Con queste mire e con la fortissima aspirazione di mettere le mani anche su Costantinopoli, su cui accampava diritti grazie alle nozze tra il fratello Filippo di Svevia e Irene, figlia di Isacco II Angelo, chiese al Papa di associare il primogenito alla corona dell'Impero. Dopo il rifiuto della Santa Sede, i principi tedeschi, in una Dieta tenuta a Francoforte, elessero all'unanimità l'infante Federico Ruggero re e imperatore ereditario.
Nel 1196, alla Dieta di Capua, l'imperatore decretò la feroce esecuzione di Riccardo d'Acerra, a seguito della quale, nel 1197, credette di avere scoperto un ulteriore complotto ai suoi danni, sospettandovi la partecipazione anche di papa Celestino III. Enrico calcò la mano e ordinò sanguinose repressioni ed esecuzioni di massa; i carnefici ebbero un gran da fare impiccando, bruciando e accecando i rivoltosi. A Catania, i presunti congiurati furono sottoposti a tremende torture: al Signore di Enna, con grande strazio della Regina Costanza, fu cinto il capo d'una corona arroventata.

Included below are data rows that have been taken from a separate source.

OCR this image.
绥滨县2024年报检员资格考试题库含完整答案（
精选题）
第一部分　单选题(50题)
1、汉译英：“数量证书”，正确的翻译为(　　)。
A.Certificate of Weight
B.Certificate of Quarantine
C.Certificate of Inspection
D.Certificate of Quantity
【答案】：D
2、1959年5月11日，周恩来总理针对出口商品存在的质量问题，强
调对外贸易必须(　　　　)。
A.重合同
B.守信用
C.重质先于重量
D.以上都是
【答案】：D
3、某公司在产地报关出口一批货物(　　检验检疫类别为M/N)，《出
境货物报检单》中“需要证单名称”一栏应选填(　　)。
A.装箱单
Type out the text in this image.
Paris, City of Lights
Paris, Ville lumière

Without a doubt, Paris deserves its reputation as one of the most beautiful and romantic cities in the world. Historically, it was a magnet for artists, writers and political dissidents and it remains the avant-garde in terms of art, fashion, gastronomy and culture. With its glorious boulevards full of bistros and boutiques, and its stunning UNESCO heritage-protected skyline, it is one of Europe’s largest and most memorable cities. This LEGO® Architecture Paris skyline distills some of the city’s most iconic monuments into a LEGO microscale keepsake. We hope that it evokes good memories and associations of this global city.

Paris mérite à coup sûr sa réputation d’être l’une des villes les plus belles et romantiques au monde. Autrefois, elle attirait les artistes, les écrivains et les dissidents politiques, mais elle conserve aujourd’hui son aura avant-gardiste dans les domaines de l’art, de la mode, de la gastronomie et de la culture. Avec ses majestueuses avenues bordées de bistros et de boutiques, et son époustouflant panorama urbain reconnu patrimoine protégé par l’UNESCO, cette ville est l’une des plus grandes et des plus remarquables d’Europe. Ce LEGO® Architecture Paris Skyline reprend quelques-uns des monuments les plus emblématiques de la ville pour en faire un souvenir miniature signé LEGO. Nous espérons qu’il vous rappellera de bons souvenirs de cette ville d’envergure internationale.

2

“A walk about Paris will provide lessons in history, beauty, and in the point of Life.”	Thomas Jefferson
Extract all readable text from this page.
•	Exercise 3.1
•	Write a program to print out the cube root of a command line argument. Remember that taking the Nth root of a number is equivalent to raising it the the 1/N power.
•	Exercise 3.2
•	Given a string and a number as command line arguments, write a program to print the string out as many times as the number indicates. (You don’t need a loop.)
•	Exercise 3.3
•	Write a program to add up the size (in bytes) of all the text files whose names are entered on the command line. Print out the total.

Il clima di terrore che attanagliò la Sicilia si allentò solo con la morte improvvisa dell'imperatore. Durante l'assedio di Castrogiovanni, Enrico accusò un malore; trasportato a Messina, nella notte tra il 28 e il 29 settembre 1197, morì per il riacutizzarsi di un'infezione intestinale, forse in seguito a un avvelenamento da parte della moglie. Aveva appena deciso di allestire una nuova crociata, motivata dalla propria ambizione politica sull'Oriente e dall'onore della memoria del padre. Corrado di Wittelsbach, arcivescovo di Magonza, delegato alle operazioni di guerra, lo aveva preceduto in Terra Santa e aveva già conquistato Sidone e Beirut, ma la notizia della sua morte indusse al rientro sia il prelato sia i crociati.
Il Regno di Sicilia, di cui egli aveva ereditato anarchia, disagio finanziario, baronie riottose e musulmani in rivolta, era di nuovo nel caos. Nonostante i suoi sforzi, riuscì ad assicurare solo la successione del figlio di appena tre anni, il futuro Federico II. La moglie Costanza, che gli sopravvisse poco più di un anno, fu reggente nel Regno.